Crime Victimization: Assessing Differences Between Cultures
Experiencing a criminal victimization is among one of the most stressful human experiences. Individuals who are victims of crimes cope differently to reduce, tolerate or master the victimization and ensuing emotional distress. It is unclear whether there are ethnic differences in regard to the stress and coping process among victims of crime. The current study examines culture differences in victimization experiences. This article examines ethnic differences in coping strategies, levels of depression, PTSD, anger, anxiety, social support, and well-being of victims of violent and non violent crimes. A community sample of one-hundred and seventy-five victims of different types of crimes were recruited and interviewed face-to-face. The findings suggest different relationships between types of coping strategies and well being by culture.

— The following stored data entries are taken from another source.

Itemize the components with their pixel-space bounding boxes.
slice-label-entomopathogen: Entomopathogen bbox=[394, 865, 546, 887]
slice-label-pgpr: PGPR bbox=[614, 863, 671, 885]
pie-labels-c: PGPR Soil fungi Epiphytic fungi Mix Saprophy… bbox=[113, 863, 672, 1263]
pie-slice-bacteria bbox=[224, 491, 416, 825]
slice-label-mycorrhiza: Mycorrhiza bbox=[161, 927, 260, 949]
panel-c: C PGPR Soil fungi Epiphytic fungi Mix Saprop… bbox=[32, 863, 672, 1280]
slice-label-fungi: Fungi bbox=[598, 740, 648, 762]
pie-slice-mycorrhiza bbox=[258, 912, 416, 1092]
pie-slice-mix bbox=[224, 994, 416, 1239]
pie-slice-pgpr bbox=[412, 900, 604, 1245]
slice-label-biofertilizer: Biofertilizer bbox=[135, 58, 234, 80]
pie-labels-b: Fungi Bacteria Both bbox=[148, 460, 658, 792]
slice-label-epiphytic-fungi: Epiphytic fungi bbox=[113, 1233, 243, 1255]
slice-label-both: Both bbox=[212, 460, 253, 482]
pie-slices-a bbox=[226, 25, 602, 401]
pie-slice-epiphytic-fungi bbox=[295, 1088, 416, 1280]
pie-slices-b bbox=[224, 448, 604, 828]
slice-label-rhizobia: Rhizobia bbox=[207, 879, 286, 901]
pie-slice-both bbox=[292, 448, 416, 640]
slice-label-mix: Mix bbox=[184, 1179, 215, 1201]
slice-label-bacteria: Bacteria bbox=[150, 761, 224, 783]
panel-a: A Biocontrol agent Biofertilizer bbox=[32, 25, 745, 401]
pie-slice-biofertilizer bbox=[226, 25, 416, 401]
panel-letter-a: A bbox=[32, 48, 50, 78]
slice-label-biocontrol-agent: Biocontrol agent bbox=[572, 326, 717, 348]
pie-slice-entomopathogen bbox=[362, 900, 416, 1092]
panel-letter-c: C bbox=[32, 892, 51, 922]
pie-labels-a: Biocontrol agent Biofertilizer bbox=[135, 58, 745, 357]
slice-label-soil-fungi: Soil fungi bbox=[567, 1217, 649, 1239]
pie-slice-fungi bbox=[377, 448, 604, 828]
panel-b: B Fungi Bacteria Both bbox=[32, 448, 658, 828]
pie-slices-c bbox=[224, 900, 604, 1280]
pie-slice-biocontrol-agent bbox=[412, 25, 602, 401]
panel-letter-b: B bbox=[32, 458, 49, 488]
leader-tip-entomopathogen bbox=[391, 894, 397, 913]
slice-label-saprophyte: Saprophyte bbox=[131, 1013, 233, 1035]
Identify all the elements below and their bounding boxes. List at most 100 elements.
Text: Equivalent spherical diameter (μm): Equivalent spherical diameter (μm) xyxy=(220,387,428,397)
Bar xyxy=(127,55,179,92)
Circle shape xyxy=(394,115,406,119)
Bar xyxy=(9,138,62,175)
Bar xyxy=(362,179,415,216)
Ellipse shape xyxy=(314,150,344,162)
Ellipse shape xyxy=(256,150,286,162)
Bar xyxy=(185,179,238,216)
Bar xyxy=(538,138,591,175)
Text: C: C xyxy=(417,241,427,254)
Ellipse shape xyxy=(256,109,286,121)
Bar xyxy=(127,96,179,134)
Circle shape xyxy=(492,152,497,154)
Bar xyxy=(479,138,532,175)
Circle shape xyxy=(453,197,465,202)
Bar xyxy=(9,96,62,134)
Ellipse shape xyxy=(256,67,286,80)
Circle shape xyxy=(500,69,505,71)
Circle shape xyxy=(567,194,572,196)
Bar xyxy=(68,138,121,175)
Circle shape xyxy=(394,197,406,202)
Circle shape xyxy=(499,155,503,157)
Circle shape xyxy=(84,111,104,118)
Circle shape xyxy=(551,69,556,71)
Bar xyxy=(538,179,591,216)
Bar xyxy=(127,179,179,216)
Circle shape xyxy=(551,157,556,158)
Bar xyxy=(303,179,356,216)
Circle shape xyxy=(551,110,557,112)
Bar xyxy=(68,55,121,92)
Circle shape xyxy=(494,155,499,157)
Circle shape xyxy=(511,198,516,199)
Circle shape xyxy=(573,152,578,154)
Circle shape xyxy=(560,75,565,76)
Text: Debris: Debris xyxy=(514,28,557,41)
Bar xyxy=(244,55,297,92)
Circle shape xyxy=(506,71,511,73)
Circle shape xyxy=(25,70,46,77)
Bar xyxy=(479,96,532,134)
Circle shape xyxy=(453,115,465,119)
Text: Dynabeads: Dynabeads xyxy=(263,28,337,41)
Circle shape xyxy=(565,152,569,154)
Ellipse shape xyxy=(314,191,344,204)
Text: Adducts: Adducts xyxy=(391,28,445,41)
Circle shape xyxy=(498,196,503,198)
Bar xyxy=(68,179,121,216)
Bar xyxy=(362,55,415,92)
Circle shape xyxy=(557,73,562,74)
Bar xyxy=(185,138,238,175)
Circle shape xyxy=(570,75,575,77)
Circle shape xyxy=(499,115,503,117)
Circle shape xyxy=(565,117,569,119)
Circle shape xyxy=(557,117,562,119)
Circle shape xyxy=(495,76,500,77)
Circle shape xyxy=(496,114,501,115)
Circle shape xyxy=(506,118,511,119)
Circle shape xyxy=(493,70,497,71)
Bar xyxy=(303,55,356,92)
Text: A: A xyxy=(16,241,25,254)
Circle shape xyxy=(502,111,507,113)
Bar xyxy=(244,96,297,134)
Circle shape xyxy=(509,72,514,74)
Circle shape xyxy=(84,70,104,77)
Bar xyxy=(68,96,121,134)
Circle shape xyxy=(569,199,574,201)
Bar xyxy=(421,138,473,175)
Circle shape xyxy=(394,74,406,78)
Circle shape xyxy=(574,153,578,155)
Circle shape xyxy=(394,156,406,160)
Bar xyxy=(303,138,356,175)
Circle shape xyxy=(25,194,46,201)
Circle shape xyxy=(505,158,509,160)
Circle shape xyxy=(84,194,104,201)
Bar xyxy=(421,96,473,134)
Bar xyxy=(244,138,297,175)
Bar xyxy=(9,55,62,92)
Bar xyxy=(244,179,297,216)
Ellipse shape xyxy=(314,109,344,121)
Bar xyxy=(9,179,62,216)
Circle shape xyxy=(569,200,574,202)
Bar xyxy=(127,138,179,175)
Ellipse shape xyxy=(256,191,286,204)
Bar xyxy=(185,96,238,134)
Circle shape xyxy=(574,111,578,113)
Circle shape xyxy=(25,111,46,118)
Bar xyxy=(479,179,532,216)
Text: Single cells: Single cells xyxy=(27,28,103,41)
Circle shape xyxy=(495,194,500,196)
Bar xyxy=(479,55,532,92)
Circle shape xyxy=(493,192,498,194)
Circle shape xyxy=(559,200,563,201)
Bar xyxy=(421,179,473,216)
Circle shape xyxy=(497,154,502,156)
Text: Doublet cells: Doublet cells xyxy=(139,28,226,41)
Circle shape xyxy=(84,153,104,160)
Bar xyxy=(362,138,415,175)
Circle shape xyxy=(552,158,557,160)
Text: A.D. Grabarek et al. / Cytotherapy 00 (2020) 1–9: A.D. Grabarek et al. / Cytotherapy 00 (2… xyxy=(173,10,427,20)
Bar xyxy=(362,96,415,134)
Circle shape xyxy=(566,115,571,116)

Keywords: Culture, Crime, Victim, Coping
Dr. Diane Green
Associate Professor, School of Social Work
My research elaborates on the fruitful application of the stress-appraisal coping theory as applied in the field of social work. The purpose of my research is to modify the current model from focusing on coping deficits and negative outcomes to a focus on subjective positive personal outcomes. In this line, I am developing ongoing insights in an elaborated theoretical model in which the view of the stressor as a psycho-trauma, and the need of a renewed comprehensive meaning-giving life scheme will be integrated.
My research and scholarly interests include stress and coping, grief and loss, with a major focus on all facets of criminal victimization. My focus is on assessment, treatment and evidence based practice.